NATIONAL HARBOR, MD – Local delivery of an antibiotic using impregnated bone-cement beads enabled sterile cultures to be achieved in the majority of infected surgical sites before final repair or graft replacement, according to a small, retrospective study reported by Dr. Dennis F. Bandyk.
This type of nonbiodegradable antibiotic implant is especially useful in cases of infection related to a groin incision, he said at the annual meeting of the Eastern Vascular Society.
"You can make these drug-delivery beads in the operating room in about 10 to 15 minutes.
"After EVAR [endovascular aneurysm repair], we have about a 5% incidence of surgical site infection. Arterial revascularization in the literature has a 10% to 30% infection rate, [and] it’s 18% in lengthy lower limb revascularization at our institution in Tampa. Major amputations generally range from a 15% to 25% infection rate, with 22% for the last 3 years at Tampa. The problem likely exists because of colonization with staph, particularly MRSA [methicillin-resistant Staphylococcus aureus], of injured and ischemic tissue, especially with involvement of the groin," Dr. Bandyk said.

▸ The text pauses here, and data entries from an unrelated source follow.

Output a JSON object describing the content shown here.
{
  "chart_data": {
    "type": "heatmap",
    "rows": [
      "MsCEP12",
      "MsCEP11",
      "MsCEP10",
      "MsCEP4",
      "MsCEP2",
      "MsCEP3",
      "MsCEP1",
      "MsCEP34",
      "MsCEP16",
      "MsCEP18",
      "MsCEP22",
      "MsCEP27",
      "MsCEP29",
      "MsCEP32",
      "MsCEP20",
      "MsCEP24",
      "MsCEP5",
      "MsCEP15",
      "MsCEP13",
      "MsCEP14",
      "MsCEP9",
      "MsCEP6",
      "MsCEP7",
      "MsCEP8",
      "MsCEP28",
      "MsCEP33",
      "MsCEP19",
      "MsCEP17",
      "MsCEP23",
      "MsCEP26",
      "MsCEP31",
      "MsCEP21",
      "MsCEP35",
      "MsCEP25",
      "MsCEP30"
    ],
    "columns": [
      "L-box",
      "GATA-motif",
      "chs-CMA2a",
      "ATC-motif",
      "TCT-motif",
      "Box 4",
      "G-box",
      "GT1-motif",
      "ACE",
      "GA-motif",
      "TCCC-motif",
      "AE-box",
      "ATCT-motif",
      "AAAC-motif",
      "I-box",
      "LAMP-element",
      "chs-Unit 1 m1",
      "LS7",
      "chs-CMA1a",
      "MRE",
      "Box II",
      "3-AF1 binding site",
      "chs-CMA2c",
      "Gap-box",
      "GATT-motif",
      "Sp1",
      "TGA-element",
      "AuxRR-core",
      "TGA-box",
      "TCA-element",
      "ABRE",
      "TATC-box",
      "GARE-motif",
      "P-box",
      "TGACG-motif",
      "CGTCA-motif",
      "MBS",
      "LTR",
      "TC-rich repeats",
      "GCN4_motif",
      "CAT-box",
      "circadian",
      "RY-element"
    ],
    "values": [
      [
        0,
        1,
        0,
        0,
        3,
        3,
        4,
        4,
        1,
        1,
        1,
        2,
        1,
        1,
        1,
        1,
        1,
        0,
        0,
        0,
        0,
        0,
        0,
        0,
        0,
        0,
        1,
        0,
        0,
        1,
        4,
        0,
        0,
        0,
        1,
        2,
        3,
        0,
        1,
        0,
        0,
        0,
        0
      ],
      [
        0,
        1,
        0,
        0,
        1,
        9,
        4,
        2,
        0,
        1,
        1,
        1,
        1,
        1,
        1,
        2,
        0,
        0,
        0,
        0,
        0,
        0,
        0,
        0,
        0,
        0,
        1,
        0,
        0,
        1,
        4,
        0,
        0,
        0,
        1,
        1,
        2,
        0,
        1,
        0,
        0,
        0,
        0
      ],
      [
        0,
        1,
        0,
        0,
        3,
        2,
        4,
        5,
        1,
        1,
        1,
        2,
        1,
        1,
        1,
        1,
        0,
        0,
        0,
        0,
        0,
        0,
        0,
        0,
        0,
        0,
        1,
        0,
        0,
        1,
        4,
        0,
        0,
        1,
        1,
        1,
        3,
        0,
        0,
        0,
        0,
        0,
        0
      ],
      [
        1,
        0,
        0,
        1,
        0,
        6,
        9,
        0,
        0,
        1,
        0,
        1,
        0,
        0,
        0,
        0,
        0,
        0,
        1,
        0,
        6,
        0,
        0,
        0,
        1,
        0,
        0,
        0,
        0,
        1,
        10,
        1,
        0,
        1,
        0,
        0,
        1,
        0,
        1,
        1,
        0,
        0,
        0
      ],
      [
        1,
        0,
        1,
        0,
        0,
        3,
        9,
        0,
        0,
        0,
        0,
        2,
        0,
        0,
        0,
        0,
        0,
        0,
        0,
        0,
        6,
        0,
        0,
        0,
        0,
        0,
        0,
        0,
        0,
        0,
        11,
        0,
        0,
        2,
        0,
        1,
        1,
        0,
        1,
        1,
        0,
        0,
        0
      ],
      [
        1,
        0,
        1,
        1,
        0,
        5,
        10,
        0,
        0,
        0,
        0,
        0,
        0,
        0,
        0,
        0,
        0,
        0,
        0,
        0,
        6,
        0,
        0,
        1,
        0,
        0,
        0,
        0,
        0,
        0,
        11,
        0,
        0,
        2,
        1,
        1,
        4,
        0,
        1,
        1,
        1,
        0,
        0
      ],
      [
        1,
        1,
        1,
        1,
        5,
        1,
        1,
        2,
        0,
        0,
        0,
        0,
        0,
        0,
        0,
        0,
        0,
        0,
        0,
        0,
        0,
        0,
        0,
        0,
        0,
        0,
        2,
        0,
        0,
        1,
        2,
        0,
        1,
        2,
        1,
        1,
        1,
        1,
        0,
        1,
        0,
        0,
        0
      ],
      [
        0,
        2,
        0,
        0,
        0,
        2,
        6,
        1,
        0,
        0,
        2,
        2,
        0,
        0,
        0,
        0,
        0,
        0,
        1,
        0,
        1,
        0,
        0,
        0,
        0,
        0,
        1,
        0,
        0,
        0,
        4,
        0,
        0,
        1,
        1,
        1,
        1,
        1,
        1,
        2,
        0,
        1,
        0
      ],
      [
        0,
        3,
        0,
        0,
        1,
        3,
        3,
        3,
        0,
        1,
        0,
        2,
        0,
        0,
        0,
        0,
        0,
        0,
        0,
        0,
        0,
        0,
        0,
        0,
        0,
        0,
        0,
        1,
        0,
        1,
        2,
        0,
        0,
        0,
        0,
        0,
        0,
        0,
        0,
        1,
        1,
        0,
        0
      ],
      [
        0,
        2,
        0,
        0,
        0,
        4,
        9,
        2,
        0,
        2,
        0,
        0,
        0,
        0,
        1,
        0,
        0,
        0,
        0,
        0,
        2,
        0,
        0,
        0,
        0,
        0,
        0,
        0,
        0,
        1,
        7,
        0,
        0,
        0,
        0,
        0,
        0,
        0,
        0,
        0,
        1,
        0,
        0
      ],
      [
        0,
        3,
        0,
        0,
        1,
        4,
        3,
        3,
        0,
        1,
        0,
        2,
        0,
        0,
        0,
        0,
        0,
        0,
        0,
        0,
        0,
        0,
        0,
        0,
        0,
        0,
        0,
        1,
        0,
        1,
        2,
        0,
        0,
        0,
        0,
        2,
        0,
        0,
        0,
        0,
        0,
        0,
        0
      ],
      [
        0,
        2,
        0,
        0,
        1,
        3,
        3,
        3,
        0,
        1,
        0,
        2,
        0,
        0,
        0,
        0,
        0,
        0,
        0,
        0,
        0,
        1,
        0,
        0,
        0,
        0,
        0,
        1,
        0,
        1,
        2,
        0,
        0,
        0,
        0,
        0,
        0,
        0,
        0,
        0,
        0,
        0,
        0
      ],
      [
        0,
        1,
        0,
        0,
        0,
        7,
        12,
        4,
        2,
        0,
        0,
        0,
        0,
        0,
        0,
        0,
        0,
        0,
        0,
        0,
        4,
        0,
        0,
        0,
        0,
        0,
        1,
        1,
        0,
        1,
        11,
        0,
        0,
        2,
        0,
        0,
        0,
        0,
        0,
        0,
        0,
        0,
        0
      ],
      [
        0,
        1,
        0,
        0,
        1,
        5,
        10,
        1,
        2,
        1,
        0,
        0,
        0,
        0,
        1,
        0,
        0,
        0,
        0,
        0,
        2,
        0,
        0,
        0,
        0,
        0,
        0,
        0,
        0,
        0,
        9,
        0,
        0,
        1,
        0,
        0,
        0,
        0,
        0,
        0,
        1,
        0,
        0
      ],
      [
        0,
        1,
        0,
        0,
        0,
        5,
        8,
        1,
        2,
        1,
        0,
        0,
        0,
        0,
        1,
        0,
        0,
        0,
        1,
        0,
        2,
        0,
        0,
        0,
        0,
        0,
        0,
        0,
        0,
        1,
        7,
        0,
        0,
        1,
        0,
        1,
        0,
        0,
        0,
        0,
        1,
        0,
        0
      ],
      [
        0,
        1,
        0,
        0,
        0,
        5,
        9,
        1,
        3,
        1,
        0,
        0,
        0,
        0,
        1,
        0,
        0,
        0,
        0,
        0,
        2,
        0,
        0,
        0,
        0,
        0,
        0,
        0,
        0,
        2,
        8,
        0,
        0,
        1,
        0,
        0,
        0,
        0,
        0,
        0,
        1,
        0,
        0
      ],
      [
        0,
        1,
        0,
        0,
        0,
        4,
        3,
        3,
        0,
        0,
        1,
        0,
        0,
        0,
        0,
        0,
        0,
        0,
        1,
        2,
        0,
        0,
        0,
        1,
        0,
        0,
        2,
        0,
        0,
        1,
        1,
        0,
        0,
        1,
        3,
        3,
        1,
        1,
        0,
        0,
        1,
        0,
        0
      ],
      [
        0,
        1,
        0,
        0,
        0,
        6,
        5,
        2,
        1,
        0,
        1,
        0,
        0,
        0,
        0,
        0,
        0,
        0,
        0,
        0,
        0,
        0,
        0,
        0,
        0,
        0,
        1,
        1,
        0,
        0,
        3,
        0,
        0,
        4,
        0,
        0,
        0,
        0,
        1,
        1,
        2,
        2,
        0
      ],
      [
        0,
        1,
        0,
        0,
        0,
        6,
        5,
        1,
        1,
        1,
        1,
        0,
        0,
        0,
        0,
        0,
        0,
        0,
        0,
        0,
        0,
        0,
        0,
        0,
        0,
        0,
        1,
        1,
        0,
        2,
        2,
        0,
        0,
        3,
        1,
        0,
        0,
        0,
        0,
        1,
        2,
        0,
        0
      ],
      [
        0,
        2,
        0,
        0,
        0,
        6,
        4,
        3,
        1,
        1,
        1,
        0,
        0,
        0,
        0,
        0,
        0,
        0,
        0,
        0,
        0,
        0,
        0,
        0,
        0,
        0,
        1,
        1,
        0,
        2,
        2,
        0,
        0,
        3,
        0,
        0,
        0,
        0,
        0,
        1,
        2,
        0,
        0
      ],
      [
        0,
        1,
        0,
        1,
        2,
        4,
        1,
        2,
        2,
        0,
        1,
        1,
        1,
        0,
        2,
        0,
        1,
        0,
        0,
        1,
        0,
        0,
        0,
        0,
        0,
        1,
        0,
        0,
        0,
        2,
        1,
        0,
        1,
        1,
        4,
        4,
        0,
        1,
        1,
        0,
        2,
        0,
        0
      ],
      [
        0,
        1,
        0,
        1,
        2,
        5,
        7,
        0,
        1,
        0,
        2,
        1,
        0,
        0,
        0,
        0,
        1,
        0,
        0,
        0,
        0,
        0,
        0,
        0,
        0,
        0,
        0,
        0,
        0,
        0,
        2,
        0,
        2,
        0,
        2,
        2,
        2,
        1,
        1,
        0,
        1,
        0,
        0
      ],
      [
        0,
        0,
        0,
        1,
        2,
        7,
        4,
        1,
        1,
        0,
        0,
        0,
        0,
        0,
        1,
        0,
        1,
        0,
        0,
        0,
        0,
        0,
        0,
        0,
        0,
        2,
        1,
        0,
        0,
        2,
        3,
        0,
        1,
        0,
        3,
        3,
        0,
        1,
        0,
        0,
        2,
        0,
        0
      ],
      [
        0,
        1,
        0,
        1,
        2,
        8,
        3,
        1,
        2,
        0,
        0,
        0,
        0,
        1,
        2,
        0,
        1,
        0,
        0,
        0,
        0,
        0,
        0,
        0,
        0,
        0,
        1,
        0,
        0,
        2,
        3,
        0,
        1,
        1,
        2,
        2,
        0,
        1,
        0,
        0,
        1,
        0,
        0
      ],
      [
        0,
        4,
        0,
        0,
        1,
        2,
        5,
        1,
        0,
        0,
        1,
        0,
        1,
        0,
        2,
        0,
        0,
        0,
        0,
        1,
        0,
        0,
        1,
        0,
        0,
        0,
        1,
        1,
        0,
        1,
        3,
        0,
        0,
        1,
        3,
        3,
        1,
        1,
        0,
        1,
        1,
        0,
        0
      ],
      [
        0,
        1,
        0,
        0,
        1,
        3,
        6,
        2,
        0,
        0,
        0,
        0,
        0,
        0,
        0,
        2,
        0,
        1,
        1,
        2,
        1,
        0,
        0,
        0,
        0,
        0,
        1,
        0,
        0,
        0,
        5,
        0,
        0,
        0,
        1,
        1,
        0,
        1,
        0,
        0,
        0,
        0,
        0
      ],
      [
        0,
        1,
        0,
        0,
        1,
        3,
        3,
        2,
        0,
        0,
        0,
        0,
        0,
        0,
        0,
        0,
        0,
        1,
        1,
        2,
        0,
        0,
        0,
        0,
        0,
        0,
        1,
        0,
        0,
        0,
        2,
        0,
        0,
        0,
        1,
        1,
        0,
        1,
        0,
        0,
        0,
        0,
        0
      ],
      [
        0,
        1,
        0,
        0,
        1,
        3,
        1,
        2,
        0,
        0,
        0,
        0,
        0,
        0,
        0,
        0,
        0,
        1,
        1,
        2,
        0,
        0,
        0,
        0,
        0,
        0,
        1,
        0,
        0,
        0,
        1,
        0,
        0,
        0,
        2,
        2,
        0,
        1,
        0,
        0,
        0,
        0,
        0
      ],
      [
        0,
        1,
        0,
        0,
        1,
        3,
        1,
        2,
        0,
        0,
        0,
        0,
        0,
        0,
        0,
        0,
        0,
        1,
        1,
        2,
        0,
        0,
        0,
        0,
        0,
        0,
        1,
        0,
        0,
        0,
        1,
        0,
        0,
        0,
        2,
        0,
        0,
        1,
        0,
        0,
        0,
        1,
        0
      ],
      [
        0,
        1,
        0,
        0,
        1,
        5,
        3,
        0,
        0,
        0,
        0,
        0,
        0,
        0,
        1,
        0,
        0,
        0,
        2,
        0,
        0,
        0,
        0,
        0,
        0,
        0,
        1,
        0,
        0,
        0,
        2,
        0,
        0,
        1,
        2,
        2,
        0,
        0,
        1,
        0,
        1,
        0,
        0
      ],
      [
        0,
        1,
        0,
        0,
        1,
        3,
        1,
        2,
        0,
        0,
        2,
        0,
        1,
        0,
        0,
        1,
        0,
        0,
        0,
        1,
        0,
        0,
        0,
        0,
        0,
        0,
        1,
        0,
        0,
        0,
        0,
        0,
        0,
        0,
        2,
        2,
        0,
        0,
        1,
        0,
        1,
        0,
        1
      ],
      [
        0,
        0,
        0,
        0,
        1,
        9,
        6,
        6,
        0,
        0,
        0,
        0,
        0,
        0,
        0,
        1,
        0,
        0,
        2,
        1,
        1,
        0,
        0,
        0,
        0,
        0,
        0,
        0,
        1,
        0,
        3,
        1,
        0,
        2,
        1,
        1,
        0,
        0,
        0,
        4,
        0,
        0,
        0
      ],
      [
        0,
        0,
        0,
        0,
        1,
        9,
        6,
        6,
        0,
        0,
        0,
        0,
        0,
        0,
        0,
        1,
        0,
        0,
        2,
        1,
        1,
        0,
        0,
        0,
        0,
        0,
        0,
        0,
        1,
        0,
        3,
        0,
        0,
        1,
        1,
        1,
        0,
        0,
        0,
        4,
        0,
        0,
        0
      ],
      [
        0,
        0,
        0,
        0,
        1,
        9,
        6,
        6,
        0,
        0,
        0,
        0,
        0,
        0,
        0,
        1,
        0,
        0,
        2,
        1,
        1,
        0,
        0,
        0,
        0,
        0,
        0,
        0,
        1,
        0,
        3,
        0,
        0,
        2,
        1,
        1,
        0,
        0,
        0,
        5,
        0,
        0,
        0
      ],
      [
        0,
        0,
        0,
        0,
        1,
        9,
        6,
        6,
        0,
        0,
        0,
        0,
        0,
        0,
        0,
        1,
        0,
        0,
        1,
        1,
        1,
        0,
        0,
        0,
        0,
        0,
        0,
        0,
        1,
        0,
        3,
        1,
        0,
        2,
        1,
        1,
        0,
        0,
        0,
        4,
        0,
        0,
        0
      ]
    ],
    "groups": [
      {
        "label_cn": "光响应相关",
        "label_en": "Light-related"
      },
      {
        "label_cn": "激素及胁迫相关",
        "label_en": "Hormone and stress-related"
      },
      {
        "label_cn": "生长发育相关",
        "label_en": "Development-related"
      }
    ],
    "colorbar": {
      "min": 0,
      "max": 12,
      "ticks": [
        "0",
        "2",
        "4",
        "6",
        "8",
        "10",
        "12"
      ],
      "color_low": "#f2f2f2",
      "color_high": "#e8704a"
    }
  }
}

"We have no decent methods of preventing these sorts of surgical site infections," he noted. The approach that his group takes to treat these infections is to use sequential in situ antibiotic treatment.
"I believe that many of the SSIs [surgical site infections] we have follow this theme of a biofilm-mediated infection," he said. Specific pathogenic strains colonize the area; they produce an extracellular matrix that then creates selective antibiotic resistance, since many of the antibiotics don’t penetrate biofilms.
The reported study comprised a 7-year case audit of 78 patients (55% male) who had complex SSI following peripheral arterial repair, treatment of an infected hip, or above- or below-knee lower limb amputation (12 infected stumps).
Antibiotic delivery directly to the wounds was mediated via the use of polymethyl methacrylate (PMMA) bone-cement beads. For gram-positive infection, which occurred in 70% of patients, the beads were impregnated with vancomycin (2 g/40 g PMMA) in the early part of the case series. Daptomycin (1.5 g/40 g PMMA) was found superior to vancomycin during in vitro testing, and became the antibiotic of choice for patients seen later in the case series. Tobramycin (2 g/40 g PMMA) was used for gram-negative infection, seen in 30% of patients. This was coupled to culture-specific parenteral antibiotics for 3-6 weeks. MRSA accounted for at least half of all early and late infections, and thus MRSA must be taken into account when comparing therapy options.
Infected surgical sites were explored and cultured, and based on a Gram stain of pus or a prior culture result, PMMA antibiotic-impregnated beads were implanted into the wound after soft tissue debridement, including the adjunct use of wound irrigants such as the "brown volcano" – a mixture of salt, peroxide, and Betadine – which disrupts biofilms.
Arterial infections underwent an average of 2.3 debridements. Surgical wounds were primarily closed with a planned bead exchange 3-5 days later (often repeated one to three times) to confirm sterilization prior to graft preservation or in situ graft replacement. The main outcomes were rates of wound sterilization (negative culture) based on wound type, procedures for persistent infection, and freedom from arterial repair infection.
In terms of outcomes, there were no cases of limb loss, higher-level amputation, or death at 30 days. The rate of recurrent infection was 7% over a mean follow-up period of 3 years. Sterile wound cultures were achieved in 91% of cases after 1-3 bead exchanges. Daptomycin beads appeared to work the most rapidly, Dr. Bandyk added.
"So you can sterilize the wound with the prosthetic in place," he noted.
Because of this strategy’s success, his group has transitioned to treating almost 58% of their SSIs in this way, said Dr. Bandyk, professor of surgery at the University of South Florida, Tampa.
"You can make these drug-delivery beads in the operating room in about 10 to 15 minutes. Vancomycin is bacteriostatic and does not penetrate biofilms; daptomycin is a bacteriocidal antibiotic that does penetrate biofilms," he explained.
In addition, because the use of antibiotic beads in general "isn’t anything new, you get paid for putting it in and paid for pulling it out."
Discussion after the presentation focused on the expense of daptomycin versus vancomycin and the difficulty of obtaining it in many institutions due to cost and issues of antibiotic stewardship. Dr. Bandyk responded, "I thought we were surgeons. Most surgeons believe that we should use a bactericidal agent that can get to the tissue with a chance of killing the bacteria that are there. I didn’t realize that we were in this sort of price war with the hospital. If you look at what a biofilm infection is, you will understand why vancomycin doesn’t work."